Daily Practice VIP 2026-06-28

Just One Card Today

Don't plan the whole book. Write one palm-sized card. Lines start to appear between scattered stars.

You've been wanting to write a book for a year, but the outline won't settle, so every day you just open and close the notes app. Or you want to start a blog, but the "overall concept" refuses to come, and the first post never gets written. This essay is for you. We'll go slowly.

Up front: don't try to design the whole book. Just write one card today. Cards stack into a book. The reverse does not work.


Here's the trap most people fall into. They try to make a table of contents first. Chapter 1, 2, 3 — the whole structure mapped before anything is written. School trained them: introduction, body, conclusion, plan before you write.

But in creative work, this is a trap. The table of contents is the shape of content you haven't thought yet. Structuring what doesn't exist empties your head. Three days of staring, then you quit.

Look at what real book writers actually do and it's different. They write fragments first. One thought that arrived this morning, one scene from yesterday, one conversation with a friend. Each goes on one card. The table of contents emerges naturally once maybe 50 cards have stacked up.


Here's what I mean by a card. Palm-sized. One thought. Reads independently.

A paper card, an Obsidian note, a single Evernote page — format doesn't matter. What matters is the principle: one thought = one card.

Don't cram multiple thoughts into one card. The core function of a card is rearrangement. With one thought per card, you can decide later whether this card belongs in chapter 3 or chapter 7. A card with three thoughts can't go anywhere.

In my own writing, a card usually lands between 200 and 800 characters — at most three or four manuscript pages. Longer than that, split it into two cards.


The clean analogy is constellations. Thousands of stars in the night sky. One star is a dot. Two or three still mean nothing.

Then at some point, humans started drawing lines between them. "Connect this star to that one and it looks like a lion." "That group looks like a ladle." Constellations were born.
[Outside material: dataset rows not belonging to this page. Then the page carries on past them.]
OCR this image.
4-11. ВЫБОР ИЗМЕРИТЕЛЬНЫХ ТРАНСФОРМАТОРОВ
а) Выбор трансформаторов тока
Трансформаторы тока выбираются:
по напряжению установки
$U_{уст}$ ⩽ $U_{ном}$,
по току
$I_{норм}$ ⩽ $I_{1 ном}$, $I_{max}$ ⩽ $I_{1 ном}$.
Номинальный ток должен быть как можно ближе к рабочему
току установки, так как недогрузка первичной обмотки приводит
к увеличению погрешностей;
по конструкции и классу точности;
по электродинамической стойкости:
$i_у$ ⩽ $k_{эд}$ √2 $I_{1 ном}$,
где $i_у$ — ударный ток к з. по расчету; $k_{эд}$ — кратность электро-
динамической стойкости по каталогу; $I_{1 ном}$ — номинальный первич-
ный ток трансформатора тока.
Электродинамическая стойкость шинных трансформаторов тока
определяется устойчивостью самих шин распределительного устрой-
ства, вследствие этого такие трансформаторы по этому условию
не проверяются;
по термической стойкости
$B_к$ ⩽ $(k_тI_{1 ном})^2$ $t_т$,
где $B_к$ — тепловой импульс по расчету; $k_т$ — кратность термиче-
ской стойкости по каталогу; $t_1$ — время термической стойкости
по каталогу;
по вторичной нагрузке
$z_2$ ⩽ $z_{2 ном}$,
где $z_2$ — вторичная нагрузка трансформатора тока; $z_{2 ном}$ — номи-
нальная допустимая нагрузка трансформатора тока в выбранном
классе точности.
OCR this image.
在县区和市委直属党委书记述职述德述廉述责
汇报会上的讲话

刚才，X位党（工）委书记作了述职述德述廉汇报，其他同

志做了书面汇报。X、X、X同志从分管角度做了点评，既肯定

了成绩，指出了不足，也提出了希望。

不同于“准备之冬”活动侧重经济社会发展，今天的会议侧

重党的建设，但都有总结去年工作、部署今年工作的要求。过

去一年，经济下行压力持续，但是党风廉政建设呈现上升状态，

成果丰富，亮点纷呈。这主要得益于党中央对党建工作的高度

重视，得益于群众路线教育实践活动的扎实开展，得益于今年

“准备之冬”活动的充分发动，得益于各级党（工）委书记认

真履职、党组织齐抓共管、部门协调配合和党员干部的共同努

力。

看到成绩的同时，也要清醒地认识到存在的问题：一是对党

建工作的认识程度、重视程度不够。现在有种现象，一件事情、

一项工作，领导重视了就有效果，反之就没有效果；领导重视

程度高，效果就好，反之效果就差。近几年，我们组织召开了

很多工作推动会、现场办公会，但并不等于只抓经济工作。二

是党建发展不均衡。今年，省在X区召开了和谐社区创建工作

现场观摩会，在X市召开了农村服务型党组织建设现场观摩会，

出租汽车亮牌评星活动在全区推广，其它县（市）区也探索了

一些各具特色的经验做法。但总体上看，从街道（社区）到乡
Here's the key. The constellations came after the stars. Stars first, lines later. Not the other way around. Nobody arranged stars to make a lion shape.

Cards and books work exactly this way. Cards are stars. The book is the constellation. Stack cards first, and at some point you see lines between them. "These two cards are saying the same thing." "These five cards could form one chapter." The structure of the book appears then. You don't design it — you discover it.


Now the practical rhythm. How often? One card a day.

One. Sounds like a lot? It isn't. A card takes about 15 minutes. You can write it on the subway on your phone. You can write it in the 5 minutes after lunch with your coffee.

A year of this gets you — 365 days × 1 card = 365 cards. If a card averages 400 characters, that's 146,000 characters. A typical book is 100,000 to 150,000. Which means one card a day equals one book a year.

Why this matters: most people see "write a book" as one huge block. 100,000 characters feels too big. So they never start. But a 400-character card isn't big. You can write one over coffee. The total volume is the same whether you write 365 cards or one giant lump, but the question of whether you can start is completely different.


The second aha moment:

Thoughts are planted. Writing is harvested.

Writing cards is the planting phase. One seed a day. Don't think about harvest then. Just plant. After 2-3 months of planting, about 100 cards stack up.

Then comes the weaving phase. Spread all 100 cards on a table and group them. Similar topics cluster into 5-7 piles. Those piles are chapters. Ordering cards within a pile gives you the flow inside a chapter.

Two advantages. One, planting has no pressure — just one card. Two, when weaving time comes, the raw material already exists. No staring at a blank page. You pick and arrange 100 cards you already have.


Three tactics you can use starting today.

Tip 1. Title each card as a sentence. Not "book," but "books are assembled like constellations." A sentence title pulls content out naturally. One-word titles kill cards.

Tip 2. Write at the same time every day. Morning coffee, subway home, ten minutes before bed — anywhere, as long as it's fixed. Card-writing runs on habit, not willpower.

Tip 3. Spread the cards once a month. When about 30 have stacked up, lay them out — on a table or in Obsidian — all at once. Repeated words, overlapping topics, natural clusters appear. The spine of the book grows there.


Summary.

Books are built bottom-up, not top-down. One card = one thought, 200-800 characters, stands on its own. One a day for a year hits 146,000 characters. After about 100 cards, classify and weave — chapters and flow emerge. You don't manufacture them. They arrive like constellations.

Three verbs: Divide. Stack. Weave. That's the whole card method.

Write one card today. The topic doesn't matter. A song from this morning, a storefront you passed, a friend you haven't seen in years. Four hundred characters. Tomorrow, another. The day after, another. You don't have to imagine the whole book. A card is a self-contained star. The constellations show up on their own.